Mismatch of retention results from firebase and BigQuery


I calculated the retention i BigQuery with code bellow. Code was taken from here. But this code is giving me different retention then the retention already calculated in firebase. Number of users calculated in BigQuery is always smaller.
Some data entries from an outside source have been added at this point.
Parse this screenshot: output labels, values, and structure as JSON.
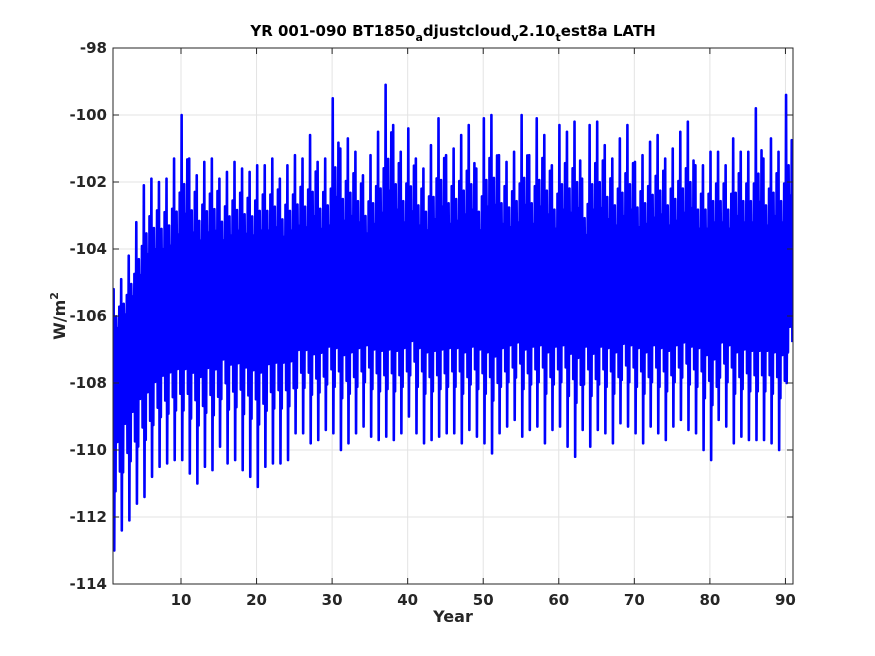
{
  "chart_data": {
    "type": "line",
    "title": {
      "parts": [
        {
          "text": "YR 001-090 BT1850",
          "sub": false
        },
        {
          "text": "a",
          "sub": true
        },
        {
          "text": "djustcloud",
          "sub": false
        },
        {
          "text": "v",
          "sub": true
        },
        {
          "text": "2.10",
          "sub": false
        },
        {
          "text": "t",
          "sub": true
        },
        {
          "text": "est8a LATH",
          "sub": false
        }
      ]
    },
    "xlabel": "Year",
    "ylabel": {
      "base": "W/m",
      "sup": "2"
    },
    "xlim": [
      1,
      91
    ],
    "ylim": [
      -114,
      -98
    ],
    "xticks": [
      10,
      20,
      30,
      40,
      50,
      60,
      70,
      80,
      90
    ],
    "yticks": [
      -114,
      -112,
      -110,
      -108,
      -106,
      -104,
      -102,
      -100,
      -98
    ],
    "grid": true,
    "line_color": "#0000ff",
    "series": [
      {
        "seasonal_cycle_months": [
          0,
          1,
          2,
          3,
          4,
          5,
          6,
          7,
          8,
          9,
          10,
          11
        ],
        "seasonal_cycle_offset": [
          -1.2,
          3.8,
          -3.8,
          0.6,
          -2.6,
          2.4,
          0.2,
          -1.6,
          1.8,
          -0.8,
          2.9,
          -2.2
        ],
        "years": [
          1,
          2,
          3,
          4,
          5,
          6,
          7,
          8,
          9,
          10,
          11,
          12,
          13,
          14,
          15,
          16,
          17,
          18,
          19,
          20,
          21,
          22,
          23,
          24,
          25,
          26,
          27,
          28,
          29,
          30,
          31,
          32,
          33,
          34,
          35,
          36,
          37,
          38,
          39,
          40,
          41,
          42,
          43,
          44,
          45,
          46,
          47,
          48,
          49,
          50,
          51,
          52,
          53,
          54,
          55,
          56,
          57,
          58,
          59,
          60,
          61,
          62,
          63,
          64,
          65,
          66,
          67,
          68,
          69,
          70,
          71,
          72,
          73,
          74,
          75,
          76,
          77,
          78,
          79,
          80,
          81,
          82,
          83,
          84,
          85,
          86,
          87,
          88,
          89,
          90
        ],
        "annual_mean": [
          -107.4,
          -106.9,
          -106.5,
          -106.2,
          -106.0,
          -105.9,
          -105.8,
          -105.7,
          -105.6,
          -105.6,
          -105.5,
          -105.5,
          -105.4,
          -105.4,
          -105.4,
          -105.3,
          -105.3,
          -105.3,
          -105.3,
          -105.2,
          -105.2,
          -105.2,
          -105.2,
          -105.2,
          -105.2,
          -105.2,
          -105.2,
          -105.2,
          -105.1,
          -105.1,
          -105.1,
          -105.1,
          -105.1,
          -105.1,
          -105.1,
          -105.1,
          -105.1,
          -105.1,
          -105.1,
          -105.1,
          -105.1,
          -105.1,
          -105.1,
          -105.1,
          -105.1,
          -105.1,
          -105.1,
          -105.1,
          -105.1,
          -105.1,
          -105.1,
          -105.1,
          -105.1,
          -105.1,
          -105.1,
          -105.1,
          -105.1,
          -105.1,
          -105.1,
          -105.1,
          -105.1,
          -105.1,
          -105.1,
          -105.1,
          -105.1,
          -105.1,
          -105.1,
          -105.1,
          -105.1,
          -105.1,
          -105.1,
          -105.1,
          -105.1,
          -105.1,
          -105.1,
          -105.1,
          -105.1,
          -105.1,
          -105.1,
          -105.1,
          -105.1,
          -105.1,
          -105.1,
          -105.1,
          -105.1,
          -105.1,
          -105.1,
          -105.1,
          -105.1,
          -105.1
        ],
        "annual_max": [
          -105.2,
          -104.9,
          -104.2,
          -103.2,
          -102.1,
          -101.9,
          -102.0,
          -101.9,
          -101.3,
          -100.0,
          -101.3,
          -101.8,
          -101.4,
          -101.3,
          -101.9,
          -101.7,
          -101.4,
          -101.6,
          -101.7,
          -101.5,
          -101.5,
          -101.3,
          -101.9,
          -101.5,
          -101.2,
          -101.3,
          -100.6,
          -101.4,
          -101.3,
          -99.5,
          -101.0,
          -100.7,
          -101.1,
          -101.8,
          -101.2,
          -100.5,
          -99.1,
          -100.3,
          -101.1,
          -100.4,
          -101.3,
          -101.6,
          -100.9,
          -100.1,
          -101.2,
          -101.0,
          -100.6,
          -100.3,
          -101.6,
          -100.1,
          -100.0,
          -101.2,
          -101.4,
          -101.1,
          -100.0,
          -101.2,
          -100.1,
          -100.6,
          -101.5,
          -100.3,
          -100.5,
          -100.2,
          -101.9,
          -100.3,
          -100.2,
          -100.9,
          -101.3,
          -100.7,
          -100.3,
          -101.4,
          -101.2,
          -100.8,
          -100.6,
          -101.3,
          -101.0,
          -100.5,
          -100.2,
          -101.5,
          -101.5,
          -101.1,
          -101.1,
          -101.5,
          -100.7,
          -101.1,
          -101.1,
          -99.8,
          -101.3,
          -100.7,
          -101.1,
          -99.4
        ],
        "annual_min": [
          -113.0,
          -112.4,
          -112.1,
          -111.6,
          -111.4,
          -110.8,
          -110.5,
          -110.4,
          -110.3,
          -110.3,
          -110.7,
          -111.0,
          -110.5,
          -110.6,
          -109.9,
          -110.4,
          -110.3,
          -110.6,
          -110.8,
          -111.1,
          -110.5,
          -110.4,
          -110.4,
          -110.3,
          -109.5,
          -109.5,
          -109.8,
          -109.7,
          -109.4,
          -109.5,
          -110.0,
          -109.8,
          -109.5,
          -109.3,
          -109.6,
          -109.7,
          -109.6,
          -109.7,
          -109.5,
          -109.0,
          -109.5,
          -109.8,
          -109.7,
          -109.6,
          -109.5,
          -109.5,
          -109.8,
          -109.4,
          -109.6,
          -109.8,
          -110.1,
          -109.5,
          -109.3,
          -109.1,
          -109.6,
          -109.4,
          -109.3,
          -109.8,
          -109.4,
          -109.3,
          -109.9,
          -110.2,
          -109.4,
          -109.9,
          -109.4,
          -109.5,
          -109.8,
          -109.2,
          -109.3,
          -109.5,
          -109.8,
          -109.3,
          -109.5,
          -109.7,
          -109.3,
          -109.1,
          -109.4,
          -109.5,
          -110.0,
          -110.3,
          -109.1,
          -109.3,
          -109.8,
          -109.6,
          -109.7,
          -109.7,
          -109.7,
          -109.8,
          -110.0,
          -108.0
        ]
      }
    ]
  }
}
What is the difference between this two approaches? Is there a way to get the same result in BigQuery as it is in Firebase?

#standardSQL
####################################################################
# PART 1: Cohort of New Users starting on SEPT 1
####################################################################
WITH 
new_user_cohort AS (  
  SELECT DISTINCT user_pseudo_id as new_user_id
  FROM 
    `projectId.analytics_YOUR_TABLE.events_*`
  WHERE
   event_name = 'first_open' AND
   #geo.country = 'France' AND
   FORMAT_TIMESTAMP("%Y%m%d", TIMESTAMP_TRUNC(TIMESTAMP_MICROS(event_timestamp), DAY, "Etc/GMT+8")) = '20180901' AND
  _TABLE_SUFFIX BETWEEN '20180830' AND '20180902'),
num_new_users AS (
  SELECT count(*) as num_users_in_cohort  FROM new_user_cohort
),

####################################################################
# PART 2: Engaged users from Sept 1 cohort
####################################################################
engaged_user_by_day AS (  
  SELECT 
    FORMAT_TIMESTAMP('%Y%m%d', TIMESTAMP_TRUNC(TIMESTAMP_MICROS(event_timestamp), DAY, "Etc/GMT+8")) as event_day, COUNT (DISTINCT user_pseudo_id) as num_engaged_users
  FROM 
    `projectId.analytics_YOUR_TABLE.events_*` INNER JOIN new_user_cohort on new_user_id = user_pseudo_id 
  WHERE
    event_name = 'user_engagement' AND
    _TABLE_SUFFIX BETWEEN '20180830' AND '20180907'
  GROUP BY (event_day)
)

####################################################################
# PART 3: Daily Retention = [Engaged Users / Total Users]
####################################################################
SELECT event_day, num_engaged_users, num_users_in_cohort, ROUND((num_engaged_users / num_users_in_cohort), 3) as retention_rate
  FROM engaged_user_by_day CROSS JOIN num_new_users
ORDER BY (event_day)

Solution

  • I found out that that analytics is using sampling and in my report inside analytics it only uses 0.2% of the data.

    In firebase I noticed that they removed retention tab (at least in my case). But I think there sampling was also used.